Anthropic’s most powerful chatbots are living up to their names. On Friday, the White House placed severe export controls on Mythos, a model purported to function as a hacking super-weapon, and Fable, a sanitized variant meant for public consumption. Boss Dario Amodei responded by suspending access altogether. His $965 billion company’s breakneck progress has opened up its own regulatory Pandora’s box. Global allies may take it as a cautionary tale about depending on the US.

The dispute arose over concerns that safeguards preventing Fable’s use as a hacking tool can be bypassed. Anthropic says the problem is narrow and does not expose novel capabilities. Yet Andy Jassy, CEO of Amazon.com, an investor in Anthropic, felt the need to flag the danger to officials, Reuters reported.

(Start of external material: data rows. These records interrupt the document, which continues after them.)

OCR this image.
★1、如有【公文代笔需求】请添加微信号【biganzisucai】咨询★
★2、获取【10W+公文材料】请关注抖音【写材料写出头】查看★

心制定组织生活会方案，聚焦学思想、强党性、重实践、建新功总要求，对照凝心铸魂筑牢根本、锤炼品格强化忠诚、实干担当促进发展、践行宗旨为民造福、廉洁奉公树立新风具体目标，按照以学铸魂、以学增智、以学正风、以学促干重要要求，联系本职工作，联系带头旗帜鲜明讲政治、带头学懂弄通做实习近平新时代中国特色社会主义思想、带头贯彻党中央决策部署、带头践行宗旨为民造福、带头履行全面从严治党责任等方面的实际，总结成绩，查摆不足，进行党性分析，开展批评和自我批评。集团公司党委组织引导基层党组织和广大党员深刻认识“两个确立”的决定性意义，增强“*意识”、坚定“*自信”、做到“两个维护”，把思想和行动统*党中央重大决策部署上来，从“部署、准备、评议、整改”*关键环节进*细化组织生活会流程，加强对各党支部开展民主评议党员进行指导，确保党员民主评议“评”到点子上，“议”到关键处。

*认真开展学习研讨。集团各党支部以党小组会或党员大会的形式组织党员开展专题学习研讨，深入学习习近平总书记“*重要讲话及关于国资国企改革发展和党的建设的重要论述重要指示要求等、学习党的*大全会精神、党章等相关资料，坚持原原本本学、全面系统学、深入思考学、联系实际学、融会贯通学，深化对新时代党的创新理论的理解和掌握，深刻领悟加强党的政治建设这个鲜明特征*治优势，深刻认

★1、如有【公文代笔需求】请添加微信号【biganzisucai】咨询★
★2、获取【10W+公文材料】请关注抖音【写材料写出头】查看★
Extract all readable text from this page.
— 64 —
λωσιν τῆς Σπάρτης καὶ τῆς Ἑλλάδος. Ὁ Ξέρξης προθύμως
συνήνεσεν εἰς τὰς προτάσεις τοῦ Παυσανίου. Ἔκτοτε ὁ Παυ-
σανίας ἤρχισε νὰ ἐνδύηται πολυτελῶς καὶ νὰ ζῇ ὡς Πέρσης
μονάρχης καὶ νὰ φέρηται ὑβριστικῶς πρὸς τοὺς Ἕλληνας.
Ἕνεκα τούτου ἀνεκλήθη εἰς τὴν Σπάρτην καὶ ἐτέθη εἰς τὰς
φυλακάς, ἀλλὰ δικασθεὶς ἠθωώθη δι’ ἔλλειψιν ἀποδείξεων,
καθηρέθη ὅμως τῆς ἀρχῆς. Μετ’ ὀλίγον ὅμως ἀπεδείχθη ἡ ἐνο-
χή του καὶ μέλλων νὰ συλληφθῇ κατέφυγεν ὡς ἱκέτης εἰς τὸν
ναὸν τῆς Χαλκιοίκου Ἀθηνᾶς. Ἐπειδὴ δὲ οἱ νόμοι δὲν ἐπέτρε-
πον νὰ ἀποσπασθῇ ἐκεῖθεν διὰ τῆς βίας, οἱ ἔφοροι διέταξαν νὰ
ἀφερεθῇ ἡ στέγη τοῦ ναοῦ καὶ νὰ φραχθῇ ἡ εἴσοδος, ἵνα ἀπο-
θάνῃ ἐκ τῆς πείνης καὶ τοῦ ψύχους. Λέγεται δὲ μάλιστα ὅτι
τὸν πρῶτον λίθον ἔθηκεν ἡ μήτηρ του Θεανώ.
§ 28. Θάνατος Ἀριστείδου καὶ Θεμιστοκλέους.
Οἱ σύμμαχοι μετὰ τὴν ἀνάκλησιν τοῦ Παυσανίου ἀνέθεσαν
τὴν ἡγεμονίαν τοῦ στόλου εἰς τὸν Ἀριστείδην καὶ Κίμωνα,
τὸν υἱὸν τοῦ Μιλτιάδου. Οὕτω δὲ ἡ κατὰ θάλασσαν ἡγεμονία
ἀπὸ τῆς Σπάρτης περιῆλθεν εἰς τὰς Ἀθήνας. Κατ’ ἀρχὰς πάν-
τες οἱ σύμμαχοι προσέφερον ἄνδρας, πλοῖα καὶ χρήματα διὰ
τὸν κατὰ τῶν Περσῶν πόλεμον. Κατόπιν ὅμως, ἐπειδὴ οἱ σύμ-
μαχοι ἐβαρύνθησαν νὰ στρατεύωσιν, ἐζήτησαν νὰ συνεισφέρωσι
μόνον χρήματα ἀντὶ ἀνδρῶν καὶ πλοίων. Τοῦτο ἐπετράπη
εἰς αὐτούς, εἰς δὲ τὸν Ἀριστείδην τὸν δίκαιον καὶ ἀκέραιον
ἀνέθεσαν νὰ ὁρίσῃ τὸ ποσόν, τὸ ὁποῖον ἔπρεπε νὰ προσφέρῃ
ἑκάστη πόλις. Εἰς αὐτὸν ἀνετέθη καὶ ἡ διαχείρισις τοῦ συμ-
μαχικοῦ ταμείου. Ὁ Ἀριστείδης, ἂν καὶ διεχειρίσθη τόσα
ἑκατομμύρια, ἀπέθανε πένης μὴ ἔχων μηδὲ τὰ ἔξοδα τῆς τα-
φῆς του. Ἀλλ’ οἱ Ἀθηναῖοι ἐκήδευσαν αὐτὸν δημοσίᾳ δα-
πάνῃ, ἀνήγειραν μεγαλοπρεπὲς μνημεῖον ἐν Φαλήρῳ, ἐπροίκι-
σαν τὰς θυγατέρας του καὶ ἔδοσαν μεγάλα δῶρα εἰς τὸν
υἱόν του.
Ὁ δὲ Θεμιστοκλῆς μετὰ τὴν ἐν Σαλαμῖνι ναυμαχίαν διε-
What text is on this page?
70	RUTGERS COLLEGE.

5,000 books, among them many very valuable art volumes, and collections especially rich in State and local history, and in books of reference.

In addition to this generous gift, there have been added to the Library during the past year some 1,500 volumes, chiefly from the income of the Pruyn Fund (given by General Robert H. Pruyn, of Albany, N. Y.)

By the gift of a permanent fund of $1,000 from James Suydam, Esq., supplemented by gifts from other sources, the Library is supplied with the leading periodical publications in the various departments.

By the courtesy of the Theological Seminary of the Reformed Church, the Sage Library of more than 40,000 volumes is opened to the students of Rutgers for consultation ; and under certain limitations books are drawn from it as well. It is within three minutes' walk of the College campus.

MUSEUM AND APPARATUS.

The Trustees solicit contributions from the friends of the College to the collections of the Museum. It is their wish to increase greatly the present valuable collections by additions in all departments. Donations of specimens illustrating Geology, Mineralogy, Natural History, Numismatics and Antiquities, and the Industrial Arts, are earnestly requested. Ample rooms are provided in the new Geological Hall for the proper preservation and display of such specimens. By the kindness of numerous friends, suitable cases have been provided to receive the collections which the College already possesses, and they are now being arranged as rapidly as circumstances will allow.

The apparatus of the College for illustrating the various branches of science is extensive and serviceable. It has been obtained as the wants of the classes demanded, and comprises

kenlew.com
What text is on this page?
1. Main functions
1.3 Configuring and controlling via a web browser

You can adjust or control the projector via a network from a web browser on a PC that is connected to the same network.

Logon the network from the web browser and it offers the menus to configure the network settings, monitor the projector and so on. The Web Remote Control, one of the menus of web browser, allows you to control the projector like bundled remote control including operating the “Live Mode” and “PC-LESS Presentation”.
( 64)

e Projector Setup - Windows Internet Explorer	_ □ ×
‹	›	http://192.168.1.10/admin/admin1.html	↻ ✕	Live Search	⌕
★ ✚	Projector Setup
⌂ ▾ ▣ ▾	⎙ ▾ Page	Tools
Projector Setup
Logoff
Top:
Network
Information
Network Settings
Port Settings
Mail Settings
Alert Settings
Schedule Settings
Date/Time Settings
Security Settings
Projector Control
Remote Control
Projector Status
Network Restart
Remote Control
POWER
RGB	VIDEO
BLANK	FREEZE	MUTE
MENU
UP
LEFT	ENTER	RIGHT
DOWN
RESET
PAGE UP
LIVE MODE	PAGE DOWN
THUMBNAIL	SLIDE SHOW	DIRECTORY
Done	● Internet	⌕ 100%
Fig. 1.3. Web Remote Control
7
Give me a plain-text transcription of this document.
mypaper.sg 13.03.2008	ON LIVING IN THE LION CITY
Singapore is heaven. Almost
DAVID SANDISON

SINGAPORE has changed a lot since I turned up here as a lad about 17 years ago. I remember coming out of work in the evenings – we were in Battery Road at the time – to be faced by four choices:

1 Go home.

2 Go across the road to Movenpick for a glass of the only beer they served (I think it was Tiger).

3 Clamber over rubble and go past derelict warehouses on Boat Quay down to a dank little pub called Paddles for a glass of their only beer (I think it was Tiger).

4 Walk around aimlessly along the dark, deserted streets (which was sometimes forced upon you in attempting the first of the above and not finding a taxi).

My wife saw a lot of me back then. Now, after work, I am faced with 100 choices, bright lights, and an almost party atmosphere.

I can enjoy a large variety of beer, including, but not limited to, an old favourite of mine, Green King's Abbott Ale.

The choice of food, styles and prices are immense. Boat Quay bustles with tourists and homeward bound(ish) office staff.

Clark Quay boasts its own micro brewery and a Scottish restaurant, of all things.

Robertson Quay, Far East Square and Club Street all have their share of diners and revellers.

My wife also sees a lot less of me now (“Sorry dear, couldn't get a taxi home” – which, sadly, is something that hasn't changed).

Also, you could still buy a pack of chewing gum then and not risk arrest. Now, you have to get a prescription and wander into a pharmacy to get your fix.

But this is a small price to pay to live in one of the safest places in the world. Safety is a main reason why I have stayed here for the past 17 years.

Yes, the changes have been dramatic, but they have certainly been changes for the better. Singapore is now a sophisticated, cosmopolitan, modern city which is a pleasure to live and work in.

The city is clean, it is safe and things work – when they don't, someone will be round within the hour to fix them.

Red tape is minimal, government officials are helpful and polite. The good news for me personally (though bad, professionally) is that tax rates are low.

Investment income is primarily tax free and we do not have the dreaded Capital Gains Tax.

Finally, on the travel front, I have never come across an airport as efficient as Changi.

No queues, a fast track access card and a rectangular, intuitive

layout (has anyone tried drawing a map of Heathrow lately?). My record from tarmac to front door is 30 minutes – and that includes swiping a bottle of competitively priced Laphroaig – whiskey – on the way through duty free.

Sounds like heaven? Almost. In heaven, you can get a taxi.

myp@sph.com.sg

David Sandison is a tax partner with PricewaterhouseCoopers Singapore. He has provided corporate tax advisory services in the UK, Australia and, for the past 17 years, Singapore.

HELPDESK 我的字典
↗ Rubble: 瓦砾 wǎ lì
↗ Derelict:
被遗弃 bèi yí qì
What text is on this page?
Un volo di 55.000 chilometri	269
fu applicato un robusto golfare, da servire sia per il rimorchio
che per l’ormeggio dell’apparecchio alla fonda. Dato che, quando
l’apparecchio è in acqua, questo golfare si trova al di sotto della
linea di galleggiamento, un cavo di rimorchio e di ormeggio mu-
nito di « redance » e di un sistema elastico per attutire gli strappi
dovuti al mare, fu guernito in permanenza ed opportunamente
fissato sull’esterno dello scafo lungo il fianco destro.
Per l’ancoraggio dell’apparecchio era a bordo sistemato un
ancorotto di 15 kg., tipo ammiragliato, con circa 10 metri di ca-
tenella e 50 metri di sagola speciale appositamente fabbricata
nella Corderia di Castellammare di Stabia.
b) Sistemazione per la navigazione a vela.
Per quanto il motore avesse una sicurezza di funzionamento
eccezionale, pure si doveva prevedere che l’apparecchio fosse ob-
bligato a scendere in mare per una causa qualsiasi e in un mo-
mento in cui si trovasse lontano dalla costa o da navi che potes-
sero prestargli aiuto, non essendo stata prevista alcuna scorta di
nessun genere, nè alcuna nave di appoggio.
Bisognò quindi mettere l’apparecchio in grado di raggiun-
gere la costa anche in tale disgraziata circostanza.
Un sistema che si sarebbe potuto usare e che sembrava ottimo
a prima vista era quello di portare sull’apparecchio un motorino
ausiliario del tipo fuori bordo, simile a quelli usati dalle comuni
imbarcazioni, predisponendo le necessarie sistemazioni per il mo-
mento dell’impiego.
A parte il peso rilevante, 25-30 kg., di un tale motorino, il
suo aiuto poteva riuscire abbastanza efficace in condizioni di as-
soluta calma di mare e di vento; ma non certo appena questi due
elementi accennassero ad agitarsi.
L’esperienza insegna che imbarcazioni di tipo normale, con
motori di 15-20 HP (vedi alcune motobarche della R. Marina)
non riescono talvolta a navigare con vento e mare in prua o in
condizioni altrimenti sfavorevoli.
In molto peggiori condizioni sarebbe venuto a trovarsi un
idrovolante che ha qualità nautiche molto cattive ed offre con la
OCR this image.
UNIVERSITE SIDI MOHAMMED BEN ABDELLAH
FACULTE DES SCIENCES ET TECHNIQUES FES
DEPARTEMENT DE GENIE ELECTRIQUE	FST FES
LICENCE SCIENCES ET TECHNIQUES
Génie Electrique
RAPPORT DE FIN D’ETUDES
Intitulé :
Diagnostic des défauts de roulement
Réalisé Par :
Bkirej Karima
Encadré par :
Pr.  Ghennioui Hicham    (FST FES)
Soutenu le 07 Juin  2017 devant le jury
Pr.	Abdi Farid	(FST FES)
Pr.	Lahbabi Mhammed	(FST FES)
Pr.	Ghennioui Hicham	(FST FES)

It’s a messy example of how untamed and uncertain AI regulation is. Anthropic tried to stay a step ahead, releasing Mythos only to select partners to find cybersecurity holes. After practically touting his products as inherently dangerous, though, Amodei may have inadvertently set a new precedent: chatbots cannot simply be thrown out to the public anymore.

That even close allies like the United Kingdom could be cut off from silicon smarts raises further alarm. White House officials have said that US AI dominance will be built on exporting American technology, making it the global standard. Revealing that these exports carry a regulatory kill-switch threatens this project. The European Union has already pushed US cloud giants to store and process data locally. Singapore and the United Arab Emirates are developing models better suited to their languages and needs. Such alternatives are not cheap: McKinsey estimates local AI offerings can cost 10 percent to 30 percent more. Washington has made that insurance premium easier to justify.

Complicating matters further, the underlying technologies that make Mythos and Fable possible pass through a host of global chokepoints, like Taiwanese semiconductor foundry Taiwan Semiconductor Manufacturing, or Dutch company ASML’s lithography machines. A world of rising export controls could make advanced AI models harder or more expensive for everyone to build.

Open-source alternatives that run on a user’s own hardware and cannot be revoked will look yet more attractive. That’s a leg-up to China’s industry, which has focused on cutting-edge open models like DeepSeek and Alibaba’s Qwen.

More prosaically, as Anthropic heads towards an initial public offering, it must presumably explain to investors that the White House can quarantine the models it burns billions of dollars to train. How they can gauge this danger, unbounded by an independent regulator or explicit legislation, is unclear. This specific situation may well be resolved with quick fixes. Broader concerns cannot be stuffed back into the box.